Using BCs, you don’t really need a master standard CRF library or it can be decentralised to the individual clinical projects or therapeutic areas. Only the BCs need to be centrally governed. A CRF is conceptually just a piece of paper or a screen in EDC – a definition of what you decide to display together and what instructions you need to provide. A study or project team can build their own forms (or have their own library of forms) if they base it on the BCs. Defining Biomedical Concepts is a more modular way of defining data collection specifications while still ensuring adherence to CDISC standards and data traceability.
The challenge with many controlled terminology versions (and SDTM models) and identifying where it impacts the BC, forms etc. is done by a query in the MDR and displaying it to the user, see Figure 7
The top of the Figure shows the meta definitions (e.g. BC, Forms and domains) that are impacted, and the bottom part displays which terminology it related to. The detailed changes are displayed by pressing the Changes button.
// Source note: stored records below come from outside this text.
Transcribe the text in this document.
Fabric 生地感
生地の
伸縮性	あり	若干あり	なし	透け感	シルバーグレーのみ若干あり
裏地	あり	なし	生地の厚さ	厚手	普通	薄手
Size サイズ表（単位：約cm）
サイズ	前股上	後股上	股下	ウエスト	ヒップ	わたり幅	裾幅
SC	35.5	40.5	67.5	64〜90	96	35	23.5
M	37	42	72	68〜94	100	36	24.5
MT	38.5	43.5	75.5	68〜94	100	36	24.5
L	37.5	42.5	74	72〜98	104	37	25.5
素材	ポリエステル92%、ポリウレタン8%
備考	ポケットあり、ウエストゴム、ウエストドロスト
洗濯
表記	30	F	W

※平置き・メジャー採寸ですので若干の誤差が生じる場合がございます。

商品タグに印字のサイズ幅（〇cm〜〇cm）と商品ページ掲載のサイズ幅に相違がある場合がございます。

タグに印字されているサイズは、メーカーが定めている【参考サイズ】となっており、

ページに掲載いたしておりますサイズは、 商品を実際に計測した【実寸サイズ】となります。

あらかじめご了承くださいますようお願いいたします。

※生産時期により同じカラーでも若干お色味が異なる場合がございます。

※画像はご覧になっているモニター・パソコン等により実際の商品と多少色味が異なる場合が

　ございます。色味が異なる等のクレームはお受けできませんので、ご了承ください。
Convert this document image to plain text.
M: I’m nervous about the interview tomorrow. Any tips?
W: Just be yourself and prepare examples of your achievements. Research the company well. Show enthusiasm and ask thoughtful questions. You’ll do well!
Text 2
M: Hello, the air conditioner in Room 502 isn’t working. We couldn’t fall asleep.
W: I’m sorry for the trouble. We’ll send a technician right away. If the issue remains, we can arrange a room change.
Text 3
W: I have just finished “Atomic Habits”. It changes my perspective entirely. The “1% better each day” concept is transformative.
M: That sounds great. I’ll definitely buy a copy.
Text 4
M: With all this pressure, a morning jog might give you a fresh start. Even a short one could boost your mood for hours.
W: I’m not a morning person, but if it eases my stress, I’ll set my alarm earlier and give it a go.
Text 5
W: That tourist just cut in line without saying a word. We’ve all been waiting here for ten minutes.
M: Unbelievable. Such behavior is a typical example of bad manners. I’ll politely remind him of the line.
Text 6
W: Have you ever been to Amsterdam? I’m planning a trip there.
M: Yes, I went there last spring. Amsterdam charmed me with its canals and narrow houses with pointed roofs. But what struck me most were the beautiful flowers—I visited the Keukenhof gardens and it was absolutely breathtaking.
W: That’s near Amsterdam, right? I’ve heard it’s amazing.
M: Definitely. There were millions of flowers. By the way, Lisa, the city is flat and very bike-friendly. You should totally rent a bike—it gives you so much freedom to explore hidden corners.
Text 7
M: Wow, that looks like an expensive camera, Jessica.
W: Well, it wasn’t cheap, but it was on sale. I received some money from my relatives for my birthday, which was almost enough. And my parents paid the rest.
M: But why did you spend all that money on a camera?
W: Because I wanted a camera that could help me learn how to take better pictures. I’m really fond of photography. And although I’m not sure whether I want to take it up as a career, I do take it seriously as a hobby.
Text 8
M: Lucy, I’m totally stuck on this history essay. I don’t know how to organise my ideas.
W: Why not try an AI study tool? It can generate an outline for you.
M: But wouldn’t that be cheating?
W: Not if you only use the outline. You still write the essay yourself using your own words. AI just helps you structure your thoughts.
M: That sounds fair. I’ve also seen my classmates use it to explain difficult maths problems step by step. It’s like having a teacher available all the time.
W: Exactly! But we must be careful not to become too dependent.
The relevant part of the MDR that is affected is visualised to the right.
The standards curator will then know what BCs to update and those in charge of the forms can update those to align with the new terminology.
Populating the collection of Biomedical Concepts in the MDR to reflect all things an organisation will examine in all their studies will take some effort. But once in place it can be re-used and ensure consistency and adherence to CDISC standards. If BCs are used in the definition of SoA it will ensure use of CDISC standard from the beginning of the study data collection process with the end-product in mind being the SDTM data. In addition, the creation of CRFs will allow for more flexibility without compromising CDISC standardisation.